A Dynamic Analysis of Energy Storage with Renewable and Diesel Generation using Volterra Equations

Energy storage systems will play a key role in the power system of the twenty first century considering the large penetrations of variable renewable energy, growth in transport electrification and decentralisation of heating loads. Therefore reliable real time methods to optimise energy storage, demand response and generation are vital for power system operations. This paper presents a concise review of battery energy storage and an example of battery modelling for renewable energy applications and second details an adaptive approach to solve this load levelling problem with storage. A dynamic evolutionary model based on the first kind Volterra integral equation is used in both cases. A direct regularised numerical method is employed to find the least-cost dispatch of the battery in terms of integral equation solution. Validation on real data shows that the proposed evolutionary Volterra model effectively generalises conventional discrete integral model taking into account both state of health and the availability of generation/storage.

The Concept of the Deep Learning-Based System "Artificial Dispatcher" to Power System Control and Dispatch

Year by year control of normal and emergency conditions of up-to-date power systems becomes an increasingly complicated problem. With the increasing complexity the existing control system of power system conditions which includes operative actions of the dispatcher and work of special automatic devices proves to be insufficiently effective more and more frequently, which raises risks of dangerous and emergency conditions in power systems. The paper is aimed at compensating for the shortcomings of man (a cognitive barrier, exposure to stresses and so on) and automatic devices by combining their strong points, i.e. the dispatcher's intelligence and the speed of automatic devices by virtue of development of the intelligent system "Artificial dispatcher" on the basis of deep machine learning technology. For realization of the system "Artificial dispatcher" in addition to deep learning it is planned to attract the game theory approaches to formalize work of the up-to-date power system as a game problem. The "gain" for "Artificial dispatcher" will consist in bringing in a power system in the normal steady-state or post-emergency conditions by means of the required control actions.

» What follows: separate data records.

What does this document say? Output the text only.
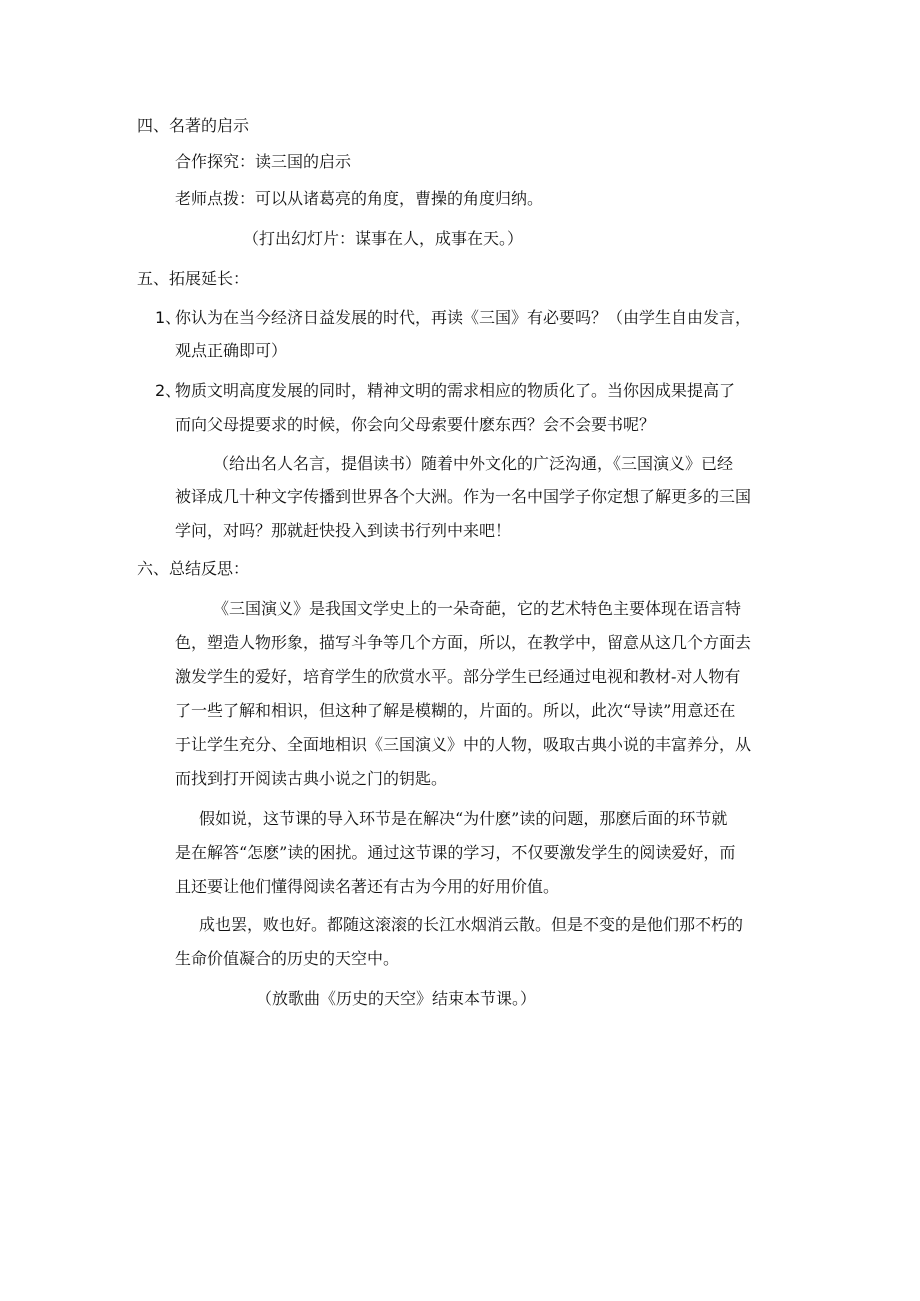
四、名著的启示
合作探究：读三国的启示
老师点拨：可以从诸葛亮的角度，曹操的角度归纳。
（打出幻灯片：谋事在人，成事在天。）
五、拓展延长：
1、
你认为在当今经济日益发展的时代，再读《三国》有必要吗？（由学生自由发言，
观点正确即可）
2、
物质文明高度发展的同时，精神文明的需求相应的物质化了。当你因成果提高了
而向父母提要求的时候，你会向父母索要什麽东西？会不会要书呢？
（给出名人名言，提倡读书）随着中外文化的广泛沟通，《三国演义》已经
被译成几十种文字传播到世界各个大洲。作为一名中国学子你定想了解更多的三国
学问，对吗？那就赶快投入到读书行列中来吧！
六、总结反思：
《三国演义》是我国文学史上的一朵奇葩，它的艺术特色主要体现在语言特
色，塑造人物形象，描写斗争等几个方面，所以，在教学中，留意从这几个方面去
激发学生的爱好，培育学生的欣赏水平。部分学生已经通过电视和教材-对人物有
了一些了解和相识，但这种了解是模糊的，片面的。所以，此次“导读”用意还在
于让学生充分、全面地相识《三国演义》中的人物，吸取古典小说的丰富养分，从
而找到打开阅读古典小说之门的钥匙。
假如说，这节课的导入环节是在解决“为什麽”读的问题，那麽后面的环节就
是在解答“怎麽”读的困扰。通过这节课的学习，不仅要激发学生的阅读爱好，而
且还要让他们懂得阅读名著还有古为今用的好用价值。
成也罢，败也好。都随这滚滚的长江水烟消云散。但是不变的是他们那不朽的
生命价值凝合的历史的天空中。
（放歌曲《历史的天空》结束本节课。）
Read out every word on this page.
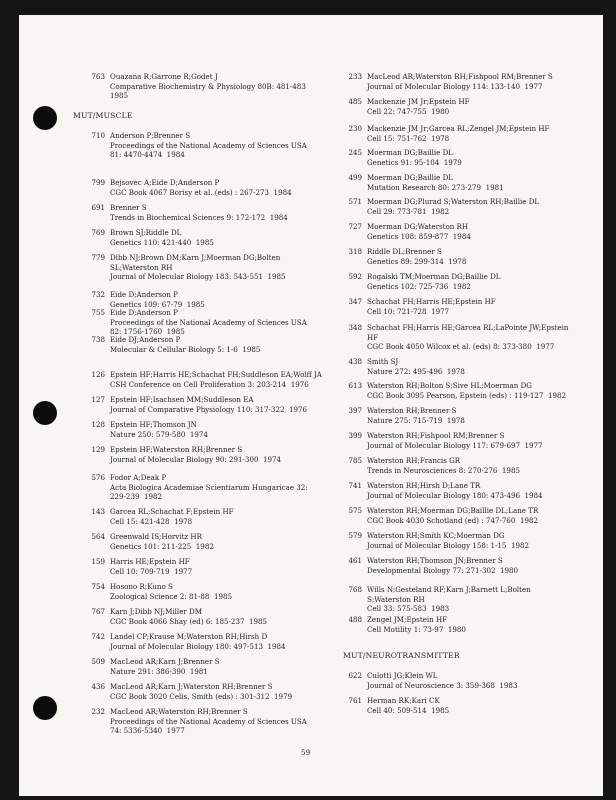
763 Ouazana R;Garrone R;Godet J
Comparative Biochemistry & Physiology 80B: 481-483
1985
MUT/MUSCLE
710 Anderson P;Brenner S
Proceedings of the National Academy of Sciences USA
81: 4470-4474  1984
799 Bejsovec A;Eide D;Anderson P
CGC Book 4067 Borisy et al. (eds) : 267-273  1984
691 Brenner S
Trends in Biochemical Sciences 9: 172-172  1984
769 Brown SJ;Riddle DL
Genetics 110: 421-440  1985
779 Dibb NJ;Brown DM;Karn J;Moerman DG;Bolten
SL;Waterston RH
Journal of Molecular Biology 183: 543-551  1985
732 Eide D;Anderson P
Genetics 109: 67-79  1985
755 Eide D;Anderson P
Proceedings of the National Academy of Sciences USA
82: 1756-1760  1985
738 Eide DJ;Anderson P
Molecular & Cellular Biology 5: 1-6  1985
126 Epstein HF;Harris HE;Schachat FH;Suddleson EA;Wolff JA
CSH Conference on Cell Proliferation 3: 203-214  1976
127 Epstein HF;Isachsen MM;Suddleson EA
Journal of Comparative Physiology 110: 317-322  1976
128 Epstein HF;Thomson JN
Nature 250: 579-580  1974
129 Epstein HF;Waterston RH;Brenner S
Journal of Molecular Biology 90: 291-300  1974
576 Fodor A;Deak P
Acta Biologica Academiae Scientiarum Hungaricae 32:
229-239  1982
143 Garcea RL;Schachat F;Epstein HF
Cell 15: 421-428  1978
564 Greenwald IS;Horvitz HR
Genetics 101: 211-225  1982
159 Harris HE;Epstein HF
Cell 10: 709-719  1977
754 Hosono R;Kuno S
Zoological Science 2: 81-88  1985
767 Karn J;Dibb NJ;Miller DM
CGC Book 4066 Shay (ed) 6: 185-237  1985
742 Landel CP;Krause M;Waterston RH;Hirsh D
Journal of Molecular Biology 180: 497-513  1984
509 MacLeod AR;Karn J;Brenner S
Nature 291: 386-390  1981
436 MacLeod AR;Karn J;Waterston RH;Brenner S
CGC Book 3020 Celis, Smith (eds) : 301-312  1979
232 MacLeod AR;Waterston RH;Brenner S
Proceedings of the National Academy of Sciences USA
74: 5336-5340  1977
233 MacLeod AR;Waterston RH;Fishpool RM;Brenner S
Journal of Molecular Biology 114: 133-140  1977
485 Mackenzie JM Jr;Epstein HF
Cell 22: 747-755  1980
230 Mackenzie JM Jr;Garcea RL;Zengel JM;Epstein HF
Cell 15: 751-762  1978
245 Moerman DG;Baillie DL
Genetics 91: 95-104  1979
499 Moerman DG;Baillie DL
Mutation Research 80: 273-279  1981
571 Moerman DG;Plurad S;Waterston RH;Baillie DL
Cell 29: 773-781  1982
727 Moerman DG;Waterston RH
Genetics 108: 859-877  1984
318 Riddle DL;Brenner S
Genetics 89: 299-314  1978
592 Rogalski TM;Moerman DG;Baillie DL
Genetics 102: 725-736  1982
347 Schachat FH;Harris HE;Epstein HF
Cell 10: 721-728  1977
348 Schachat FH;Harris HE;Garcea RL;LaPointe JW;Epstein
HF
CGC Book 4050 Wilcox et al. (eds) 8: 373-380  1977
438 Smith SJ
Nature 272: 495-496  1978
613 Waterston RH;Bolton S;Sive HL;Moerman DG
CGC Book 3095 Pearson, Epstein (eds) : 119-127  1982
397 Waterston RH;Brenner S
Nature 275: 715-719  1978
399 Waterston RH;Fishpool RM;Brenner S
Journal of Molecular Biology 117: 679-697  1977
785 Waterston RH;Francis GR
Trends in Neurosciences 8: 270-276  1985
741 Waterston RH;Hirsh D;Lane TR
Journal of Molecular Biology 180: 473-496  1984
575 Waterston RH;Moerman DG;Baillie DL;Lane TR
CGC Book 4030 Schotland (ed) : 747-760  1982
579 Waterston RH;Smith KC;Moerman DG
Journal of Molecular Biology 158: 1-15  1982
461 Waterston RH;Thomson JN;Brenner S
Developmental Biology 77: 271-302  1980
768 Wills N;Gesteland RF;Karn J;Barnett L;Bolten
S;Waterston RH
Cell 33: 575-583  1983
488 Zengel JM;Epstein HF
Cell Motility 1: 73-97  1980
MUT/NEUROTRANSMITTER
622 Culotti JG;Klein WL
Journal of Neuroscience 3: 359-368  1983
761 Herman RK;Kari CK
Cell 40: 509-514  1985
59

Ensemble Methods of Classification for Power Systems Security Assessment

One of the most promising approaches for complex technical systems analysis employs ensemble methods of classification. Ensemble methods enable to build a reliable decision rules for feature space classification in the presence of many possible states of the system. In this paper, novel techniques based on decision trees are used for evaluation of the reliability of the regime of electric power systems. We proposed hybrid approach based on random forests models and boosting models. Such techniques can be applied to predict the interaction of increasing renewable power, storage devices and swiching of smart loads from intelligent domestic appliances, heaters and air-conditioning units and electric vehicles with grid for enhanced decision making. The ensemble classification methods were tested on the modified 118-bus IEEE power system showing that proposed technique can be employed to examine whether the power system is secured under steady-state operating conditions.

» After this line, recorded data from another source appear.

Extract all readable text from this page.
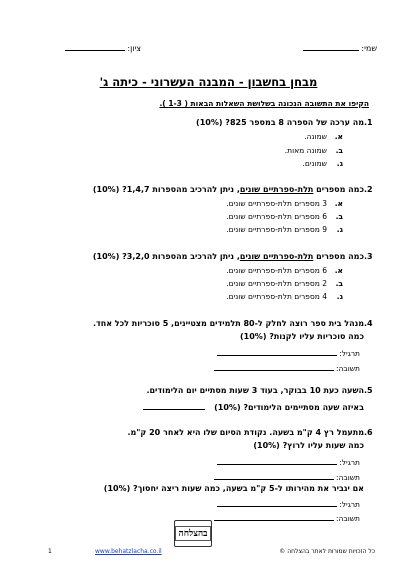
שמי:
ציון:
מבחן בחשבון - המבנה העשרוני - כיתה ג'
הקיפו את התשובה הנכונה בשלושת השאלות הבאות ( 1-3 ).
1.מה ערכה של הספרה 8 במספר 825? (10%)
א.שמונה.
ב.שמונה מאות.
ג.שמונים.
2.כמה מספרים תלת-ספרתיים שונים, ניתן להרכיב מהספרות 1,4,7? (10%)
א.3 מספרים תלת-ספרתיים שונים.
ב.6 מספרים תלת-ספרתיים שונים.
ג.9 מספרים תלת-ספרתיים שונים.
3.כמה מספרים תלת-ספרתיים שונים, ניתן להרכיב מהספרות 3,2,0? (10%)
א.6 מספרים תלת-ספרתיים שונים.
ב.2 מספרים תלת-ספרתיים שונים.
ג.4 מספרים תלת-ספרתיים שונים.
4.מנהל בית ספר רוצה לחלק ל-80 תלמידים מצטיינים, 5 סוכריות לכל אחד.
כמה סוכריות עליו לקנות? (10%)
תרגיל:
תשובה:
5.השעה כעת 10 בבוקר, בעוד 3 שעות מסתיים יום הלימודים.
באיזה שעה מסתיימים הלימודים? (10%)
6.מתעמל רץ 4 ק"מ בשעה. נקודת הסיום שלו היא לאחר 20 ק"מ.
כמה שעות עליו לרוץ? (10%)
תרגיל:
תשובה:
אם יגביר את מהירותו ל-5 ק"מ בשעה, כמה שעות ריצה יחסוך? (10%)
תרגיל:
תשובה:
בהצלחה
כל הזכויות שמורות לאתר בהצלחה ©
www.behatzlacha.co.il
1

Power System Parameters Forecasting Using Hilbert-Huang Transform and Machine Learning

A novel hybrid data-driven approach is developed for forecasting power system parameters with the goal of increasing the efficiency of short-term forecasting studies for non-stationary time-series. The proposed approach is based on mode decomposition and a feature analysis of initial retrospective data using the Hilbert-Huang transform and machine learning algorithms. The random forests and gradient boosting trees learning techniques were examined. The decision tree techniques were used to rank the importance of variables employed in the forecasting models. The Mean Decrease Gini index is employed as an impurity function. The resulting hybrid forecasting models employ the radial basis function neural network and support vector regression. Apart from introduction and references the paper is organized as follows. The section 2 presents the background and the review of several approaches for short-term forecasting of power system parameters. In the third section a hybrid machine learning-based algorithm using Hilbert-Huang transform is developed for short-term forecasting of power system parameters. Fourth section describes the decision tree learning algorithms used for the issue of variables importance. Finally in section six the experimental results in the following electric power problems are presented: active power flow forecasting, electricity price forecasting and for the wind speed and direction forecasting.